This is a total master class of a one-touch, team goal which was negated by an erroneous whistle, according to what Vlatko Andonovski was told. World-class from the #USWNT. https://t.co/EPg2dGnZXo— Jeff Kassouf (@JeffKassouf) July 6, 2021 Anyone know the details to this or did anyone watch this live and see why? From the tweet, it says an inadvertent whistle. Looks the referee crew was American and Koroleva was in the middle.
Officials: From the US Soccer website the crew is below: Referee: Danielle Chesky (USA) Assistant Referee 1: DeleanaQuan (USA) Assistant Referee 2: Felisha Mariscal (USA) 4th Official: KatjaKoroleva (USA)
It was clear from the replay that AR1 never lifted her flag. Press was WELL onside. Chesky blows the whistle just before the ball crosses the goal line. The first time she makes eye contact with AR1 is AFTER the whistle is blown.. Does she hear someone yelling "offside" in her mic?....who knows. AR1 is visibly upset and shakes her head "no" while looking down towards the 4th official. Chesky restarts the game with a dropped ball to the keeper. It was 2-0 in the 12th minute. The coaching staff is figuring this is going to be a blowout and doesn't know there will be no goals after this point, otherwise I don't believe they would be as calm.
Chesky developing a reputation for some pretty big mistakes and some games boiling over... she was the referee on the Thorns - Chicago opening game with the rescinded red card.
In addition, at around 19:40, Tobin Heath is wiped out in the penalty area, but no call. A rough first half:
I will give her credit for owning the mistake and not pretending it didn't happen--which we saw in MLS a few years ago (and which I still have a bitter memory of happening in a high school basketball game I played in . . . not that the memory lingered or anything . . .). But that is an awfully major mistake at any level, let alone in an international match.
I feel like the only explanation is she must have heard something over the mic. Assuming this is the case, definitely a good reminder for anyone working with headsets to visually confirm the flag, even if you hear something over the microphone--and also to keep your mouth shut as an AR if you want play to continue on a close call.
Yeah it's a mistake in law...but some laws just shouldn't be followed if they don't bring about justice. Just making an argument for the other side, the MLS referee was right and his whistle didn't make any difference. Just like the referee would be right here, the whistle didn't make any difference. I'm for letting referees make the obvious assumption that the goal would be scored and move on.
I could imagine thinking it might be better to screw the US team here since you're an American doing a US national team match. Perhaps on the other hand if that was Mexico maybe you play The common Sense card then. I don't know if any of that is true but it would probably go through my mind.
Oh she's in an absolutely no win situation. I just wanted to advocate for common sense basically. But yeah, I wouldn't be brave enough at all to do that as an American refereeing an American team.
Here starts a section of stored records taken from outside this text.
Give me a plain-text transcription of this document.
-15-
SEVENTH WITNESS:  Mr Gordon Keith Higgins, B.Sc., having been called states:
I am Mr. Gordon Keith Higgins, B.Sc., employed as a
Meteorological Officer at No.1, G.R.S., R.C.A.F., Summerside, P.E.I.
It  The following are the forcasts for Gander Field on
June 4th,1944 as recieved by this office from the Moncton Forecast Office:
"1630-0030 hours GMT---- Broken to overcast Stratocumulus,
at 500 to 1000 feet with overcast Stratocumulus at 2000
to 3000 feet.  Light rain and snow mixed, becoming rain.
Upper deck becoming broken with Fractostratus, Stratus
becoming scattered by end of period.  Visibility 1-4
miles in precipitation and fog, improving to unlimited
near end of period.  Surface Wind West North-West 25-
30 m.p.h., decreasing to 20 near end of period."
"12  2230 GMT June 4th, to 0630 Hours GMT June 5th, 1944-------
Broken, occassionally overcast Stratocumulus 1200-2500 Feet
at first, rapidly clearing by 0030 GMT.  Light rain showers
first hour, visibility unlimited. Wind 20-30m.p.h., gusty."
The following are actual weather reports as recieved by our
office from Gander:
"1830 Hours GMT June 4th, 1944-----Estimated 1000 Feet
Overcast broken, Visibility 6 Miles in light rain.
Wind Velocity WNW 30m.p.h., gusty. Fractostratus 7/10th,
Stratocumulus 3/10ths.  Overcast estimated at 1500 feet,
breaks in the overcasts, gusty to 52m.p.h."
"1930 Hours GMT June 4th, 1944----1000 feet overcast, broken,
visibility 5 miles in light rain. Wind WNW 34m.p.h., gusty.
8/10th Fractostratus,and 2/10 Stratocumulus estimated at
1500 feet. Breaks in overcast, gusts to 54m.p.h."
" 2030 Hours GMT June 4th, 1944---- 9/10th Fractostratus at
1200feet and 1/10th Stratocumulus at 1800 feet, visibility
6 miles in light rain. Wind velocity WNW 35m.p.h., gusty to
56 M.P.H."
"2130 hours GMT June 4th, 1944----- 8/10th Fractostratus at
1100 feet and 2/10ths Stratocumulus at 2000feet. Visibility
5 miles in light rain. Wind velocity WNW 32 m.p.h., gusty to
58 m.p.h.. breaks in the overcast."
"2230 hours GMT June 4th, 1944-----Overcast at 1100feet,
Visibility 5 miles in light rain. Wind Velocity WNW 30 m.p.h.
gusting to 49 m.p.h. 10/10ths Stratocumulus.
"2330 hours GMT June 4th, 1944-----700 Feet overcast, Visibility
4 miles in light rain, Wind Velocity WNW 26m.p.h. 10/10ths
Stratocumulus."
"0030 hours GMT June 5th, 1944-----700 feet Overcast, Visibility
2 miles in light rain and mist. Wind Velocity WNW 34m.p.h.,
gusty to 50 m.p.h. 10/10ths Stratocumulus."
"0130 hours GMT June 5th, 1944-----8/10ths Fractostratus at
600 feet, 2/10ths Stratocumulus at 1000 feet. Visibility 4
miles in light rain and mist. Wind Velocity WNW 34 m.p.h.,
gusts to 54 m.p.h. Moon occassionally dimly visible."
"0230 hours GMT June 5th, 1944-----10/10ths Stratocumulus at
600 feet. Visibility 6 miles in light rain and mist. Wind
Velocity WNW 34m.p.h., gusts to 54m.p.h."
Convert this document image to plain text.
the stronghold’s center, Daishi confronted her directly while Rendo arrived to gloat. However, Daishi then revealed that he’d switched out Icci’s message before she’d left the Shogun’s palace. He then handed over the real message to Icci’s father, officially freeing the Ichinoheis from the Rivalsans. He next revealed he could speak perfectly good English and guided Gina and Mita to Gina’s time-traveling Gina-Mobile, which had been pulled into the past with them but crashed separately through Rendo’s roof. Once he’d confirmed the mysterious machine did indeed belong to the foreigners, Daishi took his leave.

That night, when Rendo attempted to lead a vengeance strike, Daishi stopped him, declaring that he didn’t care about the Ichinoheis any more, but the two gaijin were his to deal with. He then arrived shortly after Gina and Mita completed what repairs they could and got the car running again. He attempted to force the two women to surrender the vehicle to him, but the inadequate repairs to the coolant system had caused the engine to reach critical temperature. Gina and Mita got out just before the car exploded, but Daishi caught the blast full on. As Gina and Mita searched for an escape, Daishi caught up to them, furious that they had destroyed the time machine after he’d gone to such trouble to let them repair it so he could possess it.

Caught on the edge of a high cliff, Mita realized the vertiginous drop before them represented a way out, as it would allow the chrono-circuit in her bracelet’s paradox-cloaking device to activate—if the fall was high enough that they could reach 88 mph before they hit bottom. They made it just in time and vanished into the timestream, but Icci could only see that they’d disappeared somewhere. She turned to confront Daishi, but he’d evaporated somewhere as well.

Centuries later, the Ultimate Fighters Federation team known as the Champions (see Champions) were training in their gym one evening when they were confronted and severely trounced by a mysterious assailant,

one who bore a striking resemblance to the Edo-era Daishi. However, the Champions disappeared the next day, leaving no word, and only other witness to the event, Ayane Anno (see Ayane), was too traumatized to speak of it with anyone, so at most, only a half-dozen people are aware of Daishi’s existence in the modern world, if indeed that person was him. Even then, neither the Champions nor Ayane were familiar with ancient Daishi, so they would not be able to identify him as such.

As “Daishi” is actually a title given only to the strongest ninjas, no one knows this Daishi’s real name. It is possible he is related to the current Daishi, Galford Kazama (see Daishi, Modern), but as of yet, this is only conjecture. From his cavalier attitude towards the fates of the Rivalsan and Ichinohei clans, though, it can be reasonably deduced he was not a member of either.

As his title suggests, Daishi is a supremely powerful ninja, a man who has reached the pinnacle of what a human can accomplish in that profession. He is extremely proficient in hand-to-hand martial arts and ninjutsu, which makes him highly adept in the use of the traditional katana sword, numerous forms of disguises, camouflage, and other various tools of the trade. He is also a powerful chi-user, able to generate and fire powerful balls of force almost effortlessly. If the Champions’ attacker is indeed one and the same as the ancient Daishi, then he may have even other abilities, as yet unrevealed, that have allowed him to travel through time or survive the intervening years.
There is no "common sense" solution to allow the goal. This is black and white. An international referee who wants to keep refereeing doesn't get to ignore something that clear in Law. Sure, refs can bend things at times in the spirit of the game--but they can't ignore obvious things like the ball being out of play. Might it make sense to amend the Laws on this point? Sure--it wouldn't be entirely dissimilar to the amendment that a goal still scores if an outside agent touches the ball so long as the R determines the ball was going in without the interference and the ball actually goes in. I'd support a well-drafted Law change on this. (Oh, wait, it's IFAB--we'll have to settle for a not-totally-incompetently drafted Law change.)
I would agree with this. There might be a way to amend the Laws to allow goals in this sort of rare situation, especially with the now-established precedent with interference, but it would have to be a very high bar. The whistle couldn't have any affect on the opponents, including the goalkeeper. I don't know that this is a common enough problem to warrant discussion by the IFAB, though.
Not from happening in a friendly, no. But if it happens this weekend in the EURO final, the Law will change next year.
I completely understand, you can't allow this goal especially when you may be punished by your superiors. I'm just merely pulling apart that logic a bit. I'm sure some people understand that the MLS goal that was mentioned, remember that the defense couldn't do anything to stop it. It should've been a goal if you wanted to argue for Justice, and not Law.
Have we all forgotten about Irmatov in the 2013 confederations cup already? He blew the whistle for a foul, and then allowed the goal that was scored just after the whistle blew. It was as high-profile as could be, but it didn't result in a law change. It also, incidentally, didn't ruin Irmatov's career.
Perfect example. I do not rate Irmatov, but in this case I gotta agree with him, especially since he got away with it heehee.
All correct, except for the italicized: there were two more goals scored in the game. It ended 4-0, an easy win, so the mistake had no impact on the end result. It just took away a beautiful team goal.
I know that. I do. I meant to highlight this: "The coaching staff...doesn't know there will be no goals after this point, otherwise I don't believe they would be as calm."